Paranoid Circle was initially thought for the exhibition Ratatataa at the Kunstmuseum Karlsruhe, though it was never realized.

The Kunstmuseum Karlsruhe’s building, formerly a weapons and ammunition factory, is now a museum and exhibition space with an extensive collection. Considering its previous use, the space has undergone a significant transformation—shifting from weaponry to art, from the rapid shipping of items to the storage of a collection, and from the mass production of single items to the diversity of artworks.

This transformation prompted us to ask the following questions: What if this museum went back to the late 1930s and experienced its own space as a weapons and ammunition factory?
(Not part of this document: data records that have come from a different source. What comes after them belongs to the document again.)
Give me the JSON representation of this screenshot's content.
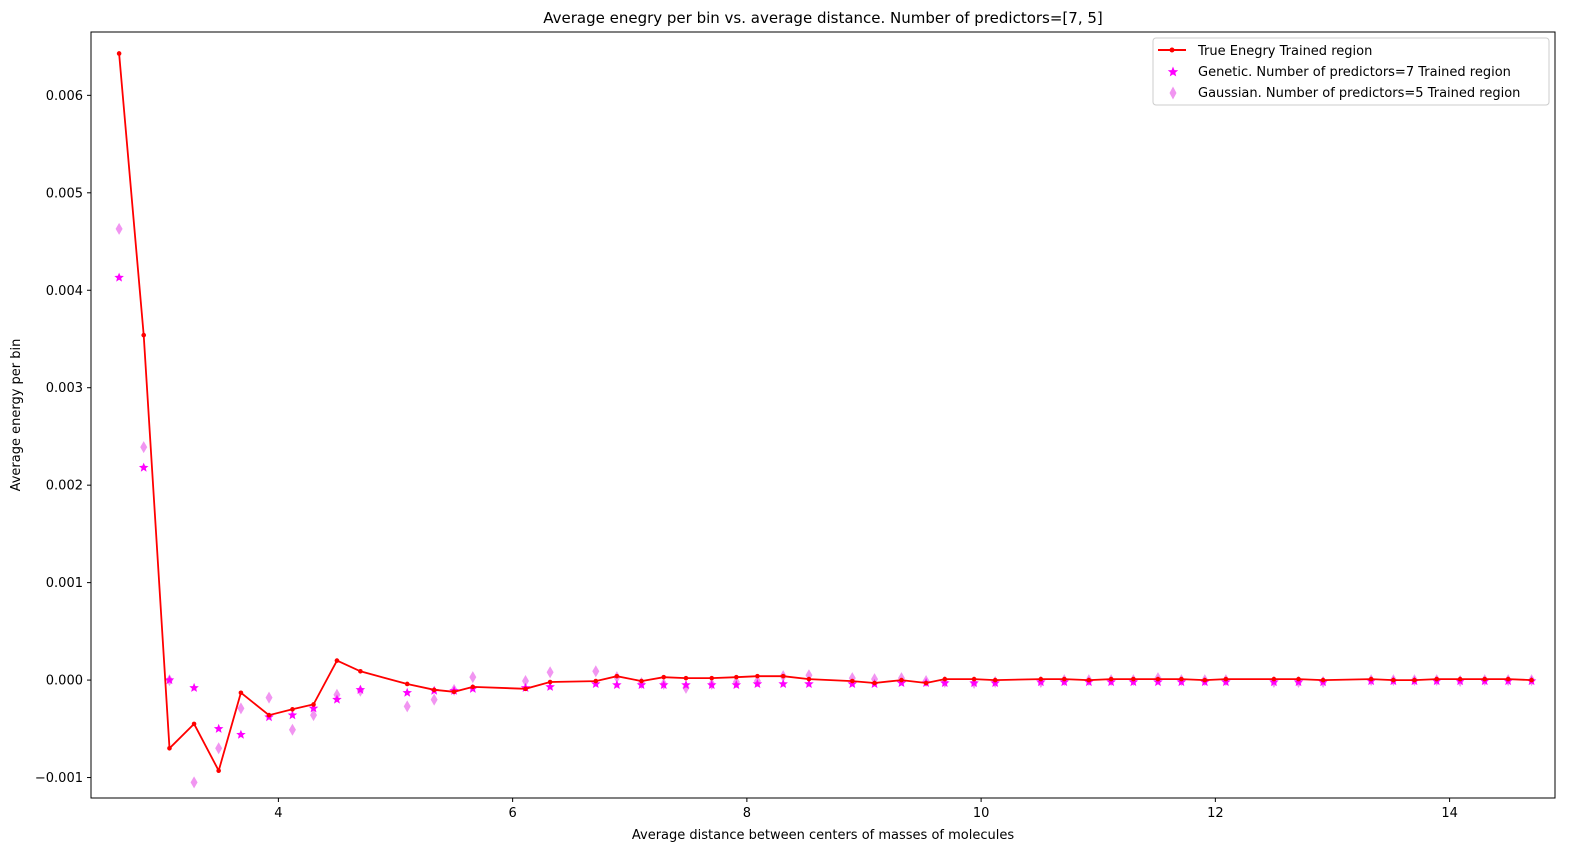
{
  "chart_data": {
    "type": "line",
    "title": "Average enegry per bin vs. average distance. Number of predictors=[7, 5]",
    "xlabel": "Average distance between centers of masses of molecules",
    "ylabel": "Average energy per bin",
    "xlim": [
      2.4,
      14.9
    ],
    "ylim": [
      -0.00121,
      0.00665
    ],
    "xticks": [
      4,
      6,
      8,
      10,
      12,
      14
    ],
    "xtick_labels": [
      "4",
      "6",
      "8",
      "10",
      "12",
      "14"
    ],
    "yticks": [
      -0.001,
      0.0,
      0.001,
      0.002,
      0.003,
      0.004,
      0.005,
      0.006
    ],
    "ytick_labels": [
      "−0.001",
      "0.000",
      "0.001",
      "0.002",
      "0.003",
      "0.004",
      "0.005",
      "0.006"
    ],
    "grid": false,
    "legend_position": "top-right",
    "series": [
      {
        "name": "True Enegry Trained region",
        "kind": "line",
        "color": "#ff0000",
        "marker": "dot",
        "x": [
          2.64,
          2.85,
          3.07,
          3.28,
          3.49,
          3.68,
          3.92,
          4.12,
          4.3,
          4.5,
          4.7,
          5.1,
          5.33,
          5.5,
          5.66,
          6.11,
          6.32,
          6.71,
          6.89,
          7.1,
          7.29,
          7.48,
          7.7,
          7.91,
          8.09,
          8.31,
          8.53,
          8.9,
          9.09,
          9.32,
          9.53,
          9.69,
          9.94,
          10.12,
          10.51,
          10.71,
          10.92,
          11.11,
          11.3,
          11.51,
          11.71,
          11.91,
          12.09,
          12.5,
          12.71,
          12.92,
          13.33,
          13.52,
          13.7,
          13.89,
          14.09,
          14.3,
          14.5,
          14.7
        ],
        "y": [
          0.00643,
          0.00354,
          -0.0007,
          -0.00045,
          -0.00093,
          -0.00013,
          -0.00036,
          -0.0003,
          -0.00025,
          0.0002,
          9e-05,
          -4e-05,
          -0.0001,
          -0.00012,
          -7e-05,
          -9e-05,
          -2e-05,
          -1e-05,
          4e-05,
          -1e-05,
          3e-05,
          2e-05,
          2e-05,
          3e-05,
          4e-05,
          4e-05,
          1e-05,
          -1e-05,
          -3e-05,
          0.0,
          -3e-05,
          1e-05,
          1e-05,
          0.0,
          1e-05,
          1e-05,
          0.0,
          1e-05,
          1e-05,
          1e-05,
          1e-05,
          0.0,
          1e-05,
          1e-05,
          1e-05,
          0.0,
          1e-05,
          0.0,
          0.0,
          1e-05,
          1e-05,
          1e-05,
          1e-05,
          0.0
        ]
      },
      {
        "name": "Genetic. Number of predictors=7 Trained region",
        "kind": "scatter",
        "color": "#ff00ff",
        "marker": "star",
        "x": [
          2.64,
          2.85,
          3.07,
          3.28,
          3.49,
          3.68,
          3.92,
          4.12,
          4.3,
          4.5,
          4.7,
          5.1,
          5.33,
          5.5,
          5.66,
          6.11,
          6.32,
          6.71,
          6.89,
          7.1,
          7.29,
          7.48,
          7.7,
          7.91,
          8.09,
          8.31,
          8.53,
          8.9,
          9.09,
          9.32,
          9.53,
          9.69,
          9.94,
          10.12,
          10.51,
          10.71,
          10.92,
          11.11,
          11.3,
          11.51,
          11.71,
          11.91,
          12.09,
          12.5,
          12.71,
          12.92,
          13.33,
          13.52,
          13.7,
          13.89,
          14.09,
          14.3,
          14.5,
          14.7
        ],
        "y": [
          0.00413,
          0.00218,
          0.0,
          -8e-05,
          -0.0005,
          -0.00056,
          -0.00038,
          -0.00036,
          -0.00029,
          -0.0002,
          -0.0001,
          -0.00013,
          -0.00011,
          -0.00011,
          -9e-05,
          -8e-05,
          -7e-05,
          -4e-05,
          -5e-05,
          -5e-05,
          -5e-05,
          -5e-05,
          -5e-05,
          -5e-05,
          -4e-05,
          -4e-05,
          -4e-05,
          -4e-05,
          -4e-05,
          -3e-05,
          -3e-05,
          -3e-05,
          -3e-05,
          -3e-05,
          -2e-05,
          -2e-05,
          -2e-05,
          -2e-05,
          -2e-05,
          -2e-05,
          -2e-05,
          -2e-05,
          -2e-05,
          -2e-05,
          -2e-05,
          -2e-05,
          -1e-05,
          -1e-05,
          -1e-05,
          -1e-05,
          -1e-05,
          -1e-05,
          -1e-05,
          -1e-05
        ]
      },
      {
        "name": "Gaussian. Number of predictors=5 Trained region",
        "kind": "scatter",
        "color": "#ee82ee",
        "marker": "thin-diamond",
        "x": [
          2.64,
          2.85,
          3.07,
          3.28,
          3.49,
          3.68,
          3.92,
          4.12,
          4.3,
          4.5,
          4.7,
          5.1,
          5.33,
          5.5,
          5.66,
          6.11,
          6.32,
          6.71,
          6.89,
          7.1,
          7.29,
          7.48,
          7.7,
          7.91,
          8.09,
          8.31,
          8.53,
          8.9,
          9.09,
          9.32,
          9.53,
          9.69,
          9.94,
          10.12,
          10.51,
          10.71,
          10.92,
          11.11,
          11.3,
          11.51,
          11.71,
          11.91,
          12.09,
          12.5,
          12.71,
          12.92,
          13.33,
          13.52,
          13.7,
          13.89,
          14.09,
          14.3,
          14.5,
          14.7
        ],
        "y": [
          0.00463,
          0.00239,
          0.0,
          -0.00105,
          -0.0007,
          -0.00029,
          -0.00018,
          -0.00051,
          -0.00036,
          -0.00015,
          -0.00011,
          -0.00027,
          -0.0002,
          -0.0001,
          3e-05,
          -1e-05,
          8e-05,
          9e-05,
          3e-05,
          -3e-05,
          -4e-05,
          -8e-05,
          -4e-05,
          -2e-05,
          -1e-05,
          4e-05,
          5e-05,
          2e-05,
          1e-05,
          2e-05,
          -1e-05,
          -2e-05,
          -3e-05,
          -2e-05,
          -2e-05,
          0.0,
          0.0,
          0.0,
          0.0,
          2e-05,
          0.0,
          0.0,
          0.0,
          -2e-05,
          -2e-05,
          -2e-05,
          0.0,
          0.0,
          0.0,
          0.0,
          -1e-05,
          0.0,
          0.0,
          0.0
        ]
      }
    ]
  }
}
Or, if this space—once a weapons and ammunition factory—came to the present day and saw itself as an art museum, how would these two states conceptually merge? What kind of art project might emerge from this?

Paranoid Circle consists of a circular pattern created by a tank rotating repeatedly around its own axis on 4 mm thick painted steel plate. Rather than engaging with the tank’s destructive power—or the aesthetics of violence—the project explores how a 60-ton heavy weapon can be transformed into a material for art. In this sense, the work resists weaponization; instead, it reverses it.

The circle, as a form, has been reinterpreted by many artists within various conceptual frameworks over time. It is often associated with ideas such as symmetry, infinity, timelessness, emptiness and so on. However, this circle does not represent any of these concepts; instead, it produces a sense of deadlock.

Here, the tank becomes an “art machine” capable of drawing. It leaks into the artistic expression; much like a brush leaves marks on a canvas, the tank’s tracks inscribes marks onto the steel surface. Through this process, it is instrumentalized and incorporated into an aesthetic mode of production. Considering the material thickness and the dimensions of the work (650 × 650 cm), the piece is conceived to resemble an enlarged drawing on 160 gsm paper.

As the tank moves, it scratches the surface beneath it, gradually forming a circular pattern that simultaneously creates the drawing and conceptually confines the machine within it.

A tank’s ability to rotate 360° relates to its dominance over its surroundings—it can face and move in any direction at will. Yet during the process, its continuous spinning produces another effect: as if it is trying to look in every direction at once. This repetitive motion gives the tank a distinctly paranoid presence.